Ahmad at-Tawil hatte wohl Ibrahim ibn Jakub nacheifern wollen und war dabei in die Hände der Wilzen gefallen. Ulric von Huysburg war seit jeher ein Bewunderer der arabischen Kultur, und so zögerte er keinen Augenblick sich vorzunehmen, diesen Ahmad at-Tawil zu befreien. Da er sich ein paar Monate in Bagdad aufgehalten hatte, konnte er sich auf Arabisch leidlich verständigen.
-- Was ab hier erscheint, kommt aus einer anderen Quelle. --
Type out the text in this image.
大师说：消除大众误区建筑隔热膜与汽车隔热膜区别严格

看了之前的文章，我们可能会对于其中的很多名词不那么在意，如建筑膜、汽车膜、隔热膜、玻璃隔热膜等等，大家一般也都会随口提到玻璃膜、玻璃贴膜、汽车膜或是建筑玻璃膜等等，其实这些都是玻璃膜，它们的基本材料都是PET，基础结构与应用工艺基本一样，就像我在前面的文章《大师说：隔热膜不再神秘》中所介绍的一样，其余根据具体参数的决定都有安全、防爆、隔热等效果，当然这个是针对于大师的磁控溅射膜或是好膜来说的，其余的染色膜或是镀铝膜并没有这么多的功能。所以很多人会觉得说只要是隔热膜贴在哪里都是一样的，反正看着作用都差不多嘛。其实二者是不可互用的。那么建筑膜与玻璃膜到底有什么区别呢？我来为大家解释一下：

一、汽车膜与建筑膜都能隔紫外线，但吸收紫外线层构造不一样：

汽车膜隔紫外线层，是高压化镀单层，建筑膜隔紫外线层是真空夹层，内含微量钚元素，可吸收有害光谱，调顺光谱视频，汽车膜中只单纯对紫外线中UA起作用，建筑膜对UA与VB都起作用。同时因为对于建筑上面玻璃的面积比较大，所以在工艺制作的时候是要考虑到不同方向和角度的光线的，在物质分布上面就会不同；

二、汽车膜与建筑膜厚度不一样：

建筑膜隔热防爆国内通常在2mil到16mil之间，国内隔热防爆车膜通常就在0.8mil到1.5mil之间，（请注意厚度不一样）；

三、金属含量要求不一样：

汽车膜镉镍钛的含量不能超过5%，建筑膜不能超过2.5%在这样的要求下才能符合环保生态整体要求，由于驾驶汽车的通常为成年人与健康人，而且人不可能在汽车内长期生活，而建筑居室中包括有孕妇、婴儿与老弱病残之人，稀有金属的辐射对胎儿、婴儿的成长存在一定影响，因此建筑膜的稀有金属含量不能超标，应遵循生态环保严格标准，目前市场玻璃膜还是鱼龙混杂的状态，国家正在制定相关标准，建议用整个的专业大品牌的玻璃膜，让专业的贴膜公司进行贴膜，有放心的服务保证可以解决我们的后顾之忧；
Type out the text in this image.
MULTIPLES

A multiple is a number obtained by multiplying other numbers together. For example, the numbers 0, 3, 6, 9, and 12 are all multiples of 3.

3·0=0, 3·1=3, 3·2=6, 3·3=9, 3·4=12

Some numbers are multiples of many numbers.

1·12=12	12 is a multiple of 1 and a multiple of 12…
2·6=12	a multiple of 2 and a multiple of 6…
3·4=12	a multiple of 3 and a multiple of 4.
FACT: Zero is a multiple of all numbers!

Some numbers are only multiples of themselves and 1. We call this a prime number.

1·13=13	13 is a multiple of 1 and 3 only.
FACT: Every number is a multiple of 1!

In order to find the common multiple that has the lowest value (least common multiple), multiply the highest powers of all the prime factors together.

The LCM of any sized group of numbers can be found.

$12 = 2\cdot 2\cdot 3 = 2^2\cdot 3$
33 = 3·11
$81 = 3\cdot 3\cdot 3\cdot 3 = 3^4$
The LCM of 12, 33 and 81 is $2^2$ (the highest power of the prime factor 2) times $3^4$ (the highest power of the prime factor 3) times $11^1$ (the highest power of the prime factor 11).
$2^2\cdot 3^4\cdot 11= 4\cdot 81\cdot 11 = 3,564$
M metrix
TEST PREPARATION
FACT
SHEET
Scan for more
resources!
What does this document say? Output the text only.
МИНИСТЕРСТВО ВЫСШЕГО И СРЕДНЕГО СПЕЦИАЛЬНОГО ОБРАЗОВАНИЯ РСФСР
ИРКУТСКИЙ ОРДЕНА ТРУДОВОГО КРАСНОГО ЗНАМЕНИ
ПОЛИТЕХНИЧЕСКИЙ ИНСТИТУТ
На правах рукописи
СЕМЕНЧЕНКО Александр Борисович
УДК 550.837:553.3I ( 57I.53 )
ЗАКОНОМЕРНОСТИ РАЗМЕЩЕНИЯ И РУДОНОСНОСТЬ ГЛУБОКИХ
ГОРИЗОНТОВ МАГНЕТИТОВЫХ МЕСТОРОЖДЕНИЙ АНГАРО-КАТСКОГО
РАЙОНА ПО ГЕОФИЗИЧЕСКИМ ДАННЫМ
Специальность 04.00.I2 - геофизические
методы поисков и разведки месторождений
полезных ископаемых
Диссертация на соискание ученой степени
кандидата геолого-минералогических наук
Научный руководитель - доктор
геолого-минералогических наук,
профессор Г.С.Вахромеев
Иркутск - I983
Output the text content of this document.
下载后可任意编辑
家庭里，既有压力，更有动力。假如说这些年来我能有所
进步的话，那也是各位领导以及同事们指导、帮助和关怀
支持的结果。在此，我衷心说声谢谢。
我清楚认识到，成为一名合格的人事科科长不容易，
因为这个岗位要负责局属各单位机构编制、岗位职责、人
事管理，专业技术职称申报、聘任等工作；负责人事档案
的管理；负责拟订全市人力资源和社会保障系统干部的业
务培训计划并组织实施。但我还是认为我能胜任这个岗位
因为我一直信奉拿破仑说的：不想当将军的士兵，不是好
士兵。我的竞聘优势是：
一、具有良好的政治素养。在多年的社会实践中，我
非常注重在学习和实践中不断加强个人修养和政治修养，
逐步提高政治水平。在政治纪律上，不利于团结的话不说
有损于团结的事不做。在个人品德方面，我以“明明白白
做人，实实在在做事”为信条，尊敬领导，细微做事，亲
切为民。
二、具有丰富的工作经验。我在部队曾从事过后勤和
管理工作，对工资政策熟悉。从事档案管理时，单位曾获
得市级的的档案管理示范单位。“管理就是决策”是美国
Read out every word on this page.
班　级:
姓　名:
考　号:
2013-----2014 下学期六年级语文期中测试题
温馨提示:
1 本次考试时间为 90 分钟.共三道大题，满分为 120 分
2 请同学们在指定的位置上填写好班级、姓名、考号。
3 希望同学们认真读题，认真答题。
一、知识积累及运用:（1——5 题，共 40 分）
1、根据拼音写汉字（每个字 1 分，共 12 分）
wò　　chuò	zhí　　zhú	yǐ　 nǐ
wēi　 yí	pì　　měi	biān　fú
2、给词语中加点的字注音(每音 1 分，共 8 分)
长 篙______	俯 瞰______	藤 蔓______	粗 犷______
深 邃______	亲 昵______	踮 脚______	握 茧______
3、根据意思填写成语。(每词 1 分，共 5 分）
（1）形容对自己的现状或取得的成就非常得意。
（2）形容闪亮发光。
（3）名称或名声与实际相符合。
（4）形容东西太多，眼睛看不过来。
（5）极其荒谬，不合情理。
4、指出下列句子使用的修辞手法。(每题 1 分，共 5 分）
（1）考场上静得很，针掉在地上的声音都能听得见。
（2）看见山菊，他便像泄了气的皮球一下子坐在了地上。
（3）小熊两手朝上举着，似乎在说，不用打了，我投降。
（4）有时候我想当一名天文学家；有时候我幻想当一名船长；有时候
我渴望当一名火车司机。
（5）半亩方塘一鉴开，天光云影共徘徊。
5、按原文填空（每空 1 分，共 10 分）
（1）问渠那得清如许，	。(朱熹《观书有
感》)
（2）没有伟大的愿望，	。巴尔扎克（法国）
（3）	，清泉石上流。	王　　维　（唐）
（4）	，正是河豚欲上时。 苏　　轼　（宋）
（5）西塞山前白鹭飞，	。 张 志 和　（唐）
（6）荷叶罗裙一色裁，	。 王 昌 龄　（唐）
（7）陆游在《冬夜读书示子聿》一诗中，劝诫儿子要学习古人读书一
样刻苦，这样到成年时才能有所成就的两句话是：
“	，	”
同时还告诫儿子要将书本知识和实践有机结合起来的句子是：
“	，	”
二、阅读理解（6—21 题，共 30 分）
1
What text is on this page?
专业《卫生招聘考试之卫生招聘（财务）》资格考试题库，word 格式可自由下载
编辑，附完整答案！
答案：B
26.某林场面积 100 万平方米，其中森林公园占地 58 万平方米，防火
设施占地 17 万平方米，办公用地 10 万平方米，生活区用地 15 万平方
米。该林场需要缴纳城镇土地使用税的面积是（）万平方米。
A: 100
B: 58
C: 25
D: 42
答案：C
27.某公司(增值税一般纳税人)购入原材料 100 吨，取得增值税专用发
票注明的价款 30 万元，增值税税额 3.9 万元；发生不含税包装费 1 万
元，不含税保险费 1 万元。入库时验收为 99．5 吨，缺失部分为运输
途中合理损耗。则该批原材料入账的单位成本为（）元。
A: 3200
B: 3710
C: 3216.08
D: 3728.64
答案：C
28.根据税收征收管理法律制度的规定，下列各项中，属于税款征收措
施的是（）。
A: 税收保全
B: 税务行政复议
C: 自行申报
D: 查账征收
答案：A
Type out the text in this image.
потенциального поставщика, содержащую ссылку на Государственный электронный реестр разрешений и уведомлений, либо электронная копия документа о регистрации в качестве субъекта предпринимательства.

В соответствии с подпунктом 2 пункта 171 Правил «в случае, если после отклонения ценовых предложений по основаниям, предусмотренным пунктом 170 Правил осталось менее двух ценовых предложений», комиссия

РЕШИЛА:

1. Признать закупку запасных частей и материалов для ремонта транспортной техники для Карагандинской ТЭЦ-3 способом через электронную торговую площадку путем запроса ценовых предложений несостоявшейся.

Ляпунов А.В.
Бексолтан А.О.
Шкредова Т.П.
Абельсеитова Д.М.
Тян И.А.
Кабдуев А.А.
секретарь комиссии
Er wartete so lange, bis sich die Wilzen zum Schlafen auf ihren Fellen ausgestreckt hatten und das Feuer nur noch glimmte. Einer Schlange gleich kroch er durch das Unterholz und schlich sich von hinten an den Wächter heran. Jetzt hatte die Nässe etwas Gutes, denn es gab kein trockenes Laub, das rascheln konnte. So gelangte er relativ lautlos in die Nähe des Wächters, und der tat ihm auch noch den Gefallen sich hinzusetzen. Ulric brauchte also nicht einmal aufzuspringen, um ihn mit einem gezielten Hieb gegen die rechte Schläfe für ein paar Minuten ruhigzustellen, er konnte das im Knien erledigen. Ahmad at-Tawil fuhr auf und schien nicht recht zu begreifen, was hier geschah.
»Pst!«, machte Ulric und fügte dann auf Arabisch hinzu:»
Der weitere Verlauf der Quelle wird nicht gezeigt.